“When I was working at Attik, we found it very difficult to break through into global brands,” says James Sommerville, who co-founded Attik in 1986 alongside Simon Needham. “Quite often it was impossible to get through the door. I’m trying to reverse that – you don’t have to be a global agency to speak to Coke.”
During his time at Attik, the consultancy completed many successful refresh projects for brands including Heineken, Virgin, Sony Playstation, Adidas and, in fact, Coca-Cola itself. Sommerville and Needham designed a series of books called Noise, where they focused on creating new, imaginative design experiences, which Sommerville says is an essential skill for any young designer.
“There was no commercial strategic intent with these books,” he says. “It was really about design exploration. Experimentation is key for young designers – they need to do great design that pushes them.”
Up-and-coming designers should focus on stretching themselves creatively to get the attention of “grown-up” brands and consultancies he says, which can then partner with them and work with them on strategy. “Clients want wowing,” he says. “They want to know where the next trend in design is coming from, and young designers have an amazing advantage of providing that.”
But even though beautiful design can help you stand out, moving on to business later in life can give you a plethora of skills, he says. After a 26-year stint, Sommerville left Attik in 2012, and went on to join the Coca-Cola design team the following year. There, he embarked on projects such as the brand’s visual identity for the Rio 2016 Olympics and the Share a Coke name bottles campaign.
The move to a more customer-focused way of working has helped to develop Sommerville as a designer. “Attik was successful but we were kind of doing the same thing,” he says. “There is a point in a designer’s career where they should see the other side of the design world. I did 25 years at an agency, so it’s not like you have to rush, and you can maybe come back again later.”
The Coca-Cola team’s aim of a bespoke customer experience was what led the company to undergo the Share a Coke campaign – which personalised a product that is sold in the billions. Sommerville says: “We talk a lot about mass intimacy. The brief was about driving consumption as business. From a business side, it was very successful, and from a design side, it was effortlessly simple.”
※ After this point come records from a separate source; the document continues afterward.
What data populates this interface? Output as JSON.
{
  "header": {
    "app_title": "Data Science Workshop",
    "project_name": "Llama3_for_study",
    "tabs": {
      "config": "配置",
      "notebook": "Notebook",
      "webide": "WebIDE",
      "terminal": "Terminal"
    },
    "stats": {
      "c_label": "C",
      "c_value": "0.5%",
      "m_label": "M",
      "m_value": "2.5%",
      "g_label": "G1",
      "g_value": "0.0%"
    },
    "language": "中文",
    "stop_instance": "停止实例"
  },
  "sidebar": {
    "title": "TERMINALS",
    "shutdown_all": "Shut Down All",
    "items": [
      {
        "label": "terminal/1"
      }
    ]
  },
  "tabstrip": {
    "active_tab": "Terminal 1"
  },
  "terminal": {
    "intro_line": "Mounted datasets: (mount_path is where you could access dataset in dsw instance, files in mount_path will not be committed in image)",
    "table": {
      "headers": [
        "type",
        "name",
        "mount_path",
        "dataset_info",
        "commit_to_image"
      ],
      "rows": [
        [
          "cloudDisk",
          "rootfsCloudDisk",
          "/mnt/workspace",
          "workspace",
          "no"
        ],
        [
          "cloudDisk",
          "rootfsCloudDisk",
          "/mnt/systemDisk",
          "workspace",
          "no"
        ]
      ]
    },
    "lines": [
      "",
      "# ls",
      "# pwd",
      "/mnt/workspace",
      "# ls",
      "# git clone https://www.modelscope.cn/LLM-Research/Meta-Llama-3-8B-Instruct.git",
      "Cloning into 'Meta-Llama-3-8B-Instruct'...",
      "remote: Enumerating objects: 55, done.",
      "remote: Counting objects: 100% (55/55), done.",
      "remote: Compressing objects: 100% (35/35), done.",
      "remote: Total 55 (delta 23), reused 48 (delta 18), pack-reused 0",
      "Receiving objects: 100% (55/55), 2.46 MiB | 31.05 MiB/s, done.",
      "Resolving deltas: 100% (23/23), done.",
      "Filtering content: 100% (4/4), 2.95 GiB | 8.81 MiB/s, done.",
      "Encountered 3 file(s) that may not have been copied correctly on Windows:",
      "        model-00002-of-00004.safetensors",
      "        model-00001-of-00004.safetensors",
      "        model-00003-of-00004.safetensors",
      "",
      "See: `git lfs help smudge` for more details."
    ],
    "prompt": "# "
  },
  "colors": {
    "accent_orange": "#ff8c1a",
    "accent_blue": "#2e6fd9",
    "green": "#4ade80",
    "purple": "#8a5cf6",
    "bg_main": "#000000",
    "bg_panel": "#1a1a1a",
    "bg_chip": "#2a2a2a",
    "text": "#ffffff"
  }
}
And simplicity often garners great design he says, naming some of his favourite works of the last century as classic car design, architecture – and Sharpie pens. “It’s so everyday, you don’t notice it, until somebody says ‘This is really iconic’,” he says. “Some products we just look at and admire, while others are in the store around the corner. The one thing that they all have in common is great design thinking and aesthetics, but functionality as well.”
This dual purpose of successful and attractive commercial endpoints needs to play into designers’ work for big companies, he says: “Designers very quickly jump onto what’s cool rather than what’s right,” he says. “Commercial design work has to be representative of the values and strategic direction of the client they may be working for.”
He adds: “In a big organisation, I’m challenged to think in a different way from before. It’s good to get out of the day-to-day, repetitive pattern we all fall into it, to become a more rounded creative.”
Looking at his most recent project, this attribute of looking at design from different perspectives is one that Sommerville clearly feels is very important. Through the Coca-Cola design “mash-up” campaign, Somerville asked a selection of designers to create their own graphic interpretations of the iconic contour glass Coke bottle, limited to the colours of red, black and white – which he says helped to convey each designer’s unique style while keeping the recognisability of the brand. The project was to mark the 100-year anniversary of the launch of Coca-Cola’s contour bottle.
“We use the phrase ‘familiar, yet surprising’,” Sommerville says. “We wanted to add a twist to the communication, that makes people think ‘I recognise this, but I’ve never seen it like that before.’ You can really see the individuals within the work – this adds a very strong layer of emotion.”
Through inviting designers to humanise the company, Sommerville hopes to create a “design talent ecosystem” with which Coca-Cola can use designers’ various skills and strengths to enhance its many brands.
“Some of the images will be selected for our global system – we may see one piece of design and think, ‘That might not be right for Coca-Cola, but would be amazing for Powerade or Fanta’,” he says. “With the mash-up, we’re respecting the story of our archives but moving the design forward and creating something new – the book’s not finished.”
He adds: “What started life as a poster could be moved forward to many different connection points, including packaging, point of sale, product licensing and digital. This is great exposure for the artists themselves, and commercially makes good business sense for us in being able to leverage their work.”
The Coca-Cola portfolio includes a range of style he says, from the “gaming” edge of the energy drinks to the “hand-drawn, natural” look of the juices and hydrated waters: “You can see the different personalities of our mash-up designers and overlay them against our brands as well.”
And with the upcoming launch of Coke’s new brand positioning, which aims to unify all its products under one umbrella and features work from Turner Duckworth, Epoch Design and Bulletproof, Sommerville thinks that the future of iconic design still lies in the physical and tangible. “As humans, we like to connect with a brand,” he says. “Something physical has a greater connection than a purely digital brand. I think iconic brands in 100 years will still be born out of something that’s very simple, real and part of life – like the Sharpie pen.”